I did a little better with my introduction to French in the fourth grade.  The nun who was my teacher taught the class to say the sign of the cross in French.  We began and ended our morning prayers this way every day, and after pledging to the flag, she would have us respond to "Bonjour mes enfants" ("Good morning my children.")  with "Bonjour ma soeur" ("Good morning my sister.)  She then would mumble a word or phrase that I assumed meant, "sit down" or "take your seats" since we all sat after she said this.  It sounded like, "bes-ette-et".  Over the years, if the subject of foreign languages, and French in particular, came up, I would mention that I only knew how to say these few things that the nun had taught us.  One day I was having a conversation with someone who spoke French, and pleased that I could remember after all those years, said all that I knew in French. My friend said that she never heard of the word I used for "sit down". She said that "be seated" would be "être placé"  I then realized that "bes-ette-et" wasn't French at all.  It was English, and she was saying "be seated" with a flair.

The next language I attempted was Spanish.  I selected it as my language requirement in high school.  I didn't find it easy as do some people like my friend Christopher who speaks five languages, but with hard work, I did fine.  When I attended Brooklyn College, I again elected to take Spanish for a trimester. I had forgotten most of my high school Spanish, but I thought it might come back to me.  One evening, I wrote a humorous poem in Spanish, as a lark, and showed it to my teacher. He actually liked it, and I know he found it amusing because he chuckled as he read it. He said that coincidentally he was going to announce a Spanish writing contest, and that it was very timely that I had submitted my poem. 

To my surprise, the poem I had written, "El Premir Poema in Espanol" won a prize and was published in a journal called "Luces".  The instructor had polished it up, correcting the grammar before submitting it, so I must say the final copy was much better than I could have done on my own.

I had been invited to a reception where I would be presented an award by a distinguished professor from Spain.  My Spanish teacher introduced me to him prior to the ceremony.   Assuming, I suppose, that a prize-winner in a Spanish writing contest should be able to carry on a conversation in that language, he spoke with me, and I could see that he was asking me questions. I had no idea what he was saying.  At times he would smile broadly, and I found myself, nodding, smiling and saying, "Si" to avoid embarrassment.  

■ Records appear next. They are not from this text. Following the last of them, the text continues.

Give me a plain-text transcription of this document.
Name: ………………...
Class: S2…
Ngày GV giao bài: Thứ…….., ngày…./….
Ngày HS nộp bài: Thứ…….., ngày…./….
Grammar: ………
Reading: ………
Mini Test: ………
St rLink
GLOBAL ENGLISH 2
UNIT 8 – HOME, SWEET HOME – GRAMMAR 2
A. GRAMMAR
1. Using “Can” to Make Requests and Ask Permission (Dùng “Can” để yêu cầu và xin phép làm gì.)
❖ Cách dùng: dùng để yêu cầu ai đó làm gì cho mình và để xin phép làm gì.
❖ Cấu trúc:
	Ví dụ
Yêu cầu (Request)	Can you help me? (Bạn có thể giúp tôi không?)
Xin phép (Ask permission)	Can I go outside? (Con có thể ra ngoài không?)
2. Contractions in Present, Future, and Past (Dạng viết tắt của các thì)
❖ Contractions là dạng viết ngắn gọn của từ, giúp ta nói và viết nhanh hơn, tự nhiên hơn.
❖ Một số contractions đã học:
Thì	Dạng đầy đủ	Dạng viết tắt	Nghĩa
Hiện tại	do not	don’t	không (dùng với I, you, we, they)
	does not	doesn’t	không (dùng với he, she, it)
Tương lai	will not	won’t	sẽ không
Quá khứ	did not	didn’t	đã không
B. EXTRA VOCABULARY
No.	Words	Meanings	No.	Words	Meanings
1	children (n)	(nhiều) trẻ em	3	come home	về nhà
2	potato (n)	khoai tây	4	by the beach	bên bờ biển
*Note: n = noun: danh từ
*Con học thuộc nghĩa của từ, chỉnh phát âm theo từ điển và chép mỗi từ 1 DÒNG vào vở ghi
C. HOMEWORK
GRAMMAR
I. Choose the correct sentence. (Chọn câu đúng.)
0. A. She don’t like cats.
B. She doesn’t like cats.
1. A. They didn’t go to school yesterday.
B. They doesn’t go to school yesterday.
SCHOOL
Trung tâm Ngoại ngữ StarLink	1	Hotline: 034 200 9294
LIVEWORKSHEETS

While writing this article, I had second thoughts about posting it to the blog. The anecdotes were humorous, I thought, but was it really a noteworthy coincidence that I had written that Spanish poem at an opportune time?  I hadn't yet written an ending to the entry, when I decided to just send it to my email and file it away.  As soon as I signed on to AOL  right on the front page there was a picture and large caption, “ Reasons to Learn Another Language.”  I guess that is coincidental enough to convince me to post this account. if we look for and are receptive to them, little signs abound.